I got to talking to the guy next to me, and how the ground is valleys & sidehills and very wet by me. He said yea, thay had trouble with an area like that, no more troubles now that they put that 100 acres into CRP, made farming that part of the farm a lot more fun.
Well. Ecconomies of scale I guess. If I put 100 acres into CRP, I'd be losing 1/3 of my farm - time to hang it up! :)
Anyhow, I have to be pretty ecconomical on my experiments, and keep the scale pretty small.....
I'm watching Greywolf's work with striptill. My ground is a little more uneven and a little more wet, little more clay than his, but at least the same neighborhood. Once they get that sutff dialed in a little closer, and some used equipment shows up so a bottom feeder like me can afford it.... ;)
In FFA I was in the soils competition. Even went to state our senior year.

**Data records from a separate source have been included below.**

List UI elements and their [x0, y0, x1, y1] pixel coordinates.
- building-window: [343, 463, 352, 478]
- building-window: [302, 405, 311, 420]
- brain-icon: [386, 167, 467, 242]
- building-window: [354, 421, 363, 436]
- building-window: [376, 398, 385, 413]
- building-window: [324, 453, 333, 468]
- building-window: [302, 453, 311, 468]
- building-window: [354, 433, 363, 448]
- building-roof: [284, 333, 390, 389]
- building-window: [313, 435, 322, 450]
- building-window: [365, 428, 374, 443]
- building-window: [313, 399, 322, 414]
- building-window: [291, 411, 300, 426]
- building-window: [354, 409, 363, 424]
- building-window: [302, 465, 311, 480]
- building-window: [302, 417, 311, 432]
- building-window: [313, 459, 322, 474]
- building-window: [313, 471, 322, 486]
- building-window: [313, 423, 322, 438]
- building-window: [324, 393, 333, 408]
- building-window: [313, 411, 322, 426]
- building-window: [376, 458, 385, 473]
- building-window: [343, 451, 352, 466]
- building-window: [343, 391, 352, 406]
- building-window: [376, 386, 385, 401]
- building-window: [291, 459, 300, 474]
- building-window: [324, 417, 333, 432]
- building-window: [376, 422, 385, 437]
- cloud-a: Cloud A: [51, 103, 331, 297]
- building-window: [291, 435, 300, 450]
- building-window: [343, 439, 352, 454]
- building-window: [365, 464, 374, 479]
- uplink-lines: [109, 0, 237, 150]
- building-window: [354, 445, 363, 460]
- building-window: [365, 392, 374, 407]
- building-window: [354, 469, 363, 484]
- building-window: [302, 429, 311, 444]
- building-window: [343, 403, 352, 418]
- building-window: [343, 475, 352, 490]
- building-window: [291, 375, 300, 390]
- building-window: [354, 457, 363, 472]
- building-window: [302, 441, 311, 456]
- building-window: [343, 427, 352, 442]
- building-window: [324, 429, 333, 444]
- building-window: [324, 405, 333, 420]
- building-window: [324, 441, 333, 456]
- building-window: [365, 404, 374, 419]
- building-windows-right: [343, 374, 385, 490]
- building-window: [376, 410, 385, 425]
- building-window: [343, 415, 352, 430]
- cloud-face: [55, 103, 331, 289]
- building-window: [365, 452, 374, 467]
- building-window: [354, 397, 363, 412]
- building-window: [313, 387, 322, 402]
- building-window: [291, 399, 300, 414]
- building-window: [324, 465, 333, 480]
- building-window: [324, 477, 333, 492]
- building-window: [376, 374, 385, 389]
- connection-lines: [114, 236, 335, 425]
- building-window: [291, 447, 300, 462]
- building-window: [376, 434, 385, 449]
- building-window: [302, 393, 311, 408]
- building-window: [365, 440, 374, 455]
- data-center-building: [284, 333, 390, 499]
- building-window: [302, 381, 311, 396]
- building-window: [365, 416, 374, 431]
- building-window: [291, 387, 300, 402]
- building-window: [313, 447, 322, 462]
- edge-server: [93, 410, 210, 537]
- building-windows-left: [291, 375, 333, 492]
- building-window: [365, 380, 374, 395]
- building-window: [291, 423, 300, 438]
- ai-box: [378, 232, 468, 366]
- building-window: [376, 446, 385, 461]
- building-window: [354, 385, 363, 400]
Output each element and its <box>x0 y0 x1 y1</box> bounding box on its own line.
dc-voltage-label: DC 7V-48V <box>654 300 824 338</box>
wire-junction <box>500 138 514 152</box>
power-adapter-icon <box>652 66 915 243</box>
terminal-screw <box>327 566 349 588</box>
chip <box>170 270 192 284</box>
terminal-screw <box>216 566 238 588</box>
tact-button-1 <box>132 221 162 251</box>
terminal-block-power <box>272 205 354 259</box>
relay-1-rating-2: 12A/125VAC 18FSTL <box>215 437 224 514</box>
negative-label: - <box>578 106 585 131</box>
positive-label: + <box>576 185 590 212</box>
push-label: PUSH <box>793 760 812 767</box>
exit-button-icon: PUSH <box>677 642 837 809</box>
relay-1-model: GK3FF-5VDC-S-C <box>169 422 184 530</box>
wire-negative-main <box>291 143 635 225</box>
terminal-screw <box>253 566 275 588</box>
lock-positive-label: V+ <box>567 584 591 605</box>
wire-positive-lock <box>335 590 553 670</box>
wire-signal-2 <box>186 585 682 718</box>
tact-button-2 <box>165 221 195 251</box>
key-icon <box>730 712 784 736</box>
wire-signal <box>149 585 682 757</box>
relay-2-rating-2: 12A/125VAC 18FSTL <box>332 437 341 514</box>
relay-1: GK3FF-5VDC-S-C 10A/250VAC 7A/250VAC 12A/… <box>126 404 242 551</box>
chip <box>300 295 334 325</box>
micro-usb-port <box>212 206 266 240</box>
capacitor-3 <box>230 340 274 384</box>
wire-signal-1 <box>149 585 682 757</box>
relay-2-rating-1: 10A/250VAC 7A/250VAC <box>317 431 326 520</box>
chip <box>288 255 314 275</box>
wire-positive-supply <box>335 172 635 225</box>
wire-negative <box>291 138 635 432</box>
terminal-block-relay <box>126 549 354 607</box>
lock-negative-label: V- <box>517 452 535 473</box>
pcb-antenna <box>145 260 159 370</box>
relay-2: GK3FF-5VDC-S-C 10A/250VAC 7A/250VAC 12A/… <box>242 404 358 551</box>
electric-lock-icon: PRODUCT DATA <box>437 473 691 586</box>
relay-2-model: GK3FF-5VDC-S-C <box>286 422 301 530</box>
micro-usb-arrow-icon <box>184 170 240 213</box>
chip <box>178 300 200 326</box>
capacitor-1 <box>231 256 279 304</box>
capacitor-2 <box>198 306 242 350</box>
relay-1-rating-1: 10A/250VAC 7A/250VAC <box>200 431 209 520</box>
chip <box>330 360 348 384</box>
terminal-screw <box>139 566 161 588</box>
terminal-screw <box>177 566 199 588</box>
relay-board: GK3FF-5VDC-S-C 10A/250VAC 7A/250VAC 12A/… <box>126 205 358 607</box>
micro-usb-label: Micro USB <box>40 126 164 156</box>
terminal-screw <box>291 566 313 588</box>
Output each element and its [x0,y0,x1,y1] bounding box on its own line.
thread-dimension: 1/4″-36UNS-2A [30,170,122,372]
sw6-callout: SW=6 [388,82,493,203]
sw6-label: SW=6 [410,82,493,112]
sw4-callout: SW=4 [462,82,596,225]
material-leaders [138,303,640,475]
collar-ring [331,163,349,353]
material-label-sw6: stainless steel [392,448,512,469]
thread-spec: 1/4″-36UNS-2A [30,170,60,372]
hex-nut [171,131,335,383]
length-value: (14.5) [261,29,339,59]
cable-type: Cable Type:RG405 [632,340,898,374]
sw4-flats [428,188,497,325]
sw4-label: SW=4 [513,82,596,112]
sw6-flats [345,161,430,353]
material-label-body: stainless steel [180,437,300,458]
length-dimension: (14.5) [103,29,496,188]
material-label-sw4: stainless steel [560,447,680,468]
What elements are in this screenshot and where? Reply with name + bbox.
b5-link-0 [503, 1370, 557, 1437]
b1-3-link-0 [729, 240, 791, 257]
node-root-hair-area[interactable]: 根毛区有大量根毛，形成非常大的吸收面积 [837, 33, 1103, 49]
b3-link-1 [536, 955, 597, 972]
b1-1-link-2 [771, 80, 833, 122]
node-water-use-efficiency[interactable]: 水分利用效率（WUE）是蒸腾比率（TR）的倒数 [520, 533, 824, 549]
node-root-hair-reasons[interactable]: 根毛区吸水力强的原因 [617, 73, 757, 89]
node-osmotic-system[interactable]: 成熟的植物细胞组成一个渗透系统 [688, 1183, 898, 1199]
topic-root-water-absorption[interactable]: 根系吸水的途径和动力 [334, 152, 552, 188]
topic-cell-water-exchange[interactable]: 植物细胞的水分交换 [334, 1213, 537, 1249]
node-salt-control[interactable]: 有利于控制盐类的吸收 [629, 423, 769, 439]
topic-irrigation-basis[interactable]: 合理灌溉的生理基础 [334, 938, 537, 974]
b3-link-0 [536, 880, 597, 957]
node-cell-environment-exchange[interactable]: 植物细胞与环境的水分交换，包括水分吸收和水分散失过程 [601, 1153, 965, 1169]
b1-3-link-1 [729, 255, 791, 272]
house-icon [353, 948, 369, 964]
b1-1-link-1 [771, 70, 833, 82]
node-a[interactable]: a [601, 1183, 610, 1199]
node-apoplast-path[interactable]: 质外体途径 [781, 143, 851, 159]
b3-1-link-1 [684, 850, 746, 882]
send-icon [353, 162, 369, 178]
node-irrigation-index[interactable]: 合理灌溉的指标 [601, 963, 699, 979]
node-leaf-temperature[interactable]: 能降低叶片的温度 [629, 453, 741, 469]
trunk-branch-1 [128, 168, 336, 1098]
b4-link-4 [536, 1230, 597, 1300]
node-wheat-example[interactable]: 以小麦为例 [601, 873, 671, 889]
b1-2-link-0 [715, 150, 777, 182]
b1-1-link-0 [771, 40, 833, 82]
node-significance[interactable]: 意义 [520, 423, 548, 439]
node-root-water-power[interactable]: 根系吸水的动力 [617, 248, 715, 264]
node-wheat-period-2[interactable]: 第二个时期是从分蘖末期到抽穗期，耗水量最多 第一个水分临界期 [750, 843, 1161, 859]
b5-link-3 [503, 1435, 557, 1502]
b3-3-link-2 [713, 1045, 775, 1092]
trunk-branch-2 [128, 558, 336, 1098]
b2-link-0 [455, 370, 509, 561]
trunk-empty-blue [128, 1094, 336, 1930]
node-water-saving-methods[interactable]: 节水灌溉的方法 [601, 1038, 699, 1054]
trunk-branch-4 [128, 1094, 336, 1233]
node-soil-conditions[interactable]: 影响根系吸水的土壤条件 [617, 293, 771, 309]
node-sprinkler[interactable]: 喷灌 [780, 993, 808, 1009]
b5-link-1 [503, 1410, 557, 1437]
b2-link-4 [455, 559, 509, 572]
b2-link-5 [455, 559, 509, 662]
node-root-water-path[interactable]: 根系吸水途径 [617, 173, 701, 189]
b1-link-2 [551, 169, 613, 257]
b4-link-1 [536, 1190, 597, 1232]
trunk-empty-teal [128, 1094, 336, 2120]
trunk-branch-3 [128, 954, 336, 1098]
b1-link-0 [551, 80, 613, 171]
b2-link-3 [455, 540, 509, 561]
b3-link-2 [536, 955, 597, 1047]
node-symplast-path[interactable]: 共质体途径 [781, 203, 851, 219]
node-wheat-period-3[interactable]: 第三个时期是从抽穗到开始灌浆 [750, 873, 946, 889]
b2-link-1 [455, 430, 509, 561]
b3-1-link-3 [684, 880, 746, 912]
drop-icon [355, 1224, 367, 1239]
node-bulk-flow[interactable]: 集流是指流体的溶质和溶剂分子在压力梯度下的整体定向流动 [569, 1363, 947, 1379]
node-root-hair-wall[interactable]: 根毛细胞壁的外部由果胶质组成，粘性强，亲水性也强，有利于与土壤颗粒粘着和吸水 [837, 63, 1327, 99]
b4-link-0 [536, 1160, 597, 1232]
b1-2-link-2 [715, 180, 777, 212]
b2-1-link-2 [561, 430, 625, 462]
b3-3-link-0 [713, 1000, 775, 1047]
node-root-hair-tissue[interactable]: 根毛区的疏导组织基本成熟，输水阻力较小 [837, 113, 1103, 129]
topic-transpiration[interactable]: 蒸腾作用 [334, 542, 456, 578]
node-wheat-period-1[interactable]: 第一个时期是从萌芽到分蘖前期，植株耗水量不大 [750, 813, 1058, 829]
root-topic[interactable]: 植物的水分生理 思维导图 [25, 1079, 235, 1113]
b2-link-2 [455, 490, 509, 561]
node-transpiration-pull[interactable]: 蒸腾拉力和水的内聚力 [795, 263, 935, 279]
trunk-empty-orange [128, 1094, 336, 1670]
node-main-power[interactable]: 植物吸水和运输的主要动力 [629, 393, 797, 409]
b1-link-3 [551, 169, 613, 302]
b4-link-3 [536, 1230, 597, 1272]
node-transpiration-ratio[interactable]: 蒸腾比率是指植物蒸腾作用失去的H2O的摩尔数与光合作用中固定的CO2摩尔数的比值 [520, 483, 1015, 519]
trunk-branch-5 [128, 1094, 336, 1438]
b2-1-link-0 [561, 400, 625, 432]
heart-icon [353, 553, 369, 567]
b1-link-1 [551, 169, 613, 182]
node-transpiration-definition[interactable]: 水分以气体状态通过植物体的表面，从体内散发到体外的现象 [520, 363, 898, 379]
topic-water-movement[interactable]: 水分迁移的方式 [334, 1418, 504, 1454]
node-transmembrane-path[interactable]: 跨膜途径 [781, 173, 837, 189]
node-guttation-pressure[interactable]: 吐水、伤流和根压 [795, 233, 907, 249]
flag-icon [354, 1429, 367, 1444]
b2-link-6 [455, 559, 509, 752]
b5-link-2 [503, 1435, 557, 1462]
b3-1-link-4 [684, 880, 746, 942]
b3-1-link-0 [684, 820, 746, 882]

Our advisor told us, now when you get to regional or state, you have to think differently. No one else has soil like ours, you'll have to think at least some loam, some sand in the texture. You can't just put down pure clay & be right all the time without checking it, most soils have some particles in them other than around here.
My goal is to be profitable on a very tiny bit of land these days. I really enjoy these conversations. Sometimes one side or the other will get a little preachy, but that's cool, it's wintertime. :) I like to learn, even if it doesn't actually change what I do this year or the next. Learning is always a positive thing, even if it's 10 years before anything actually changes.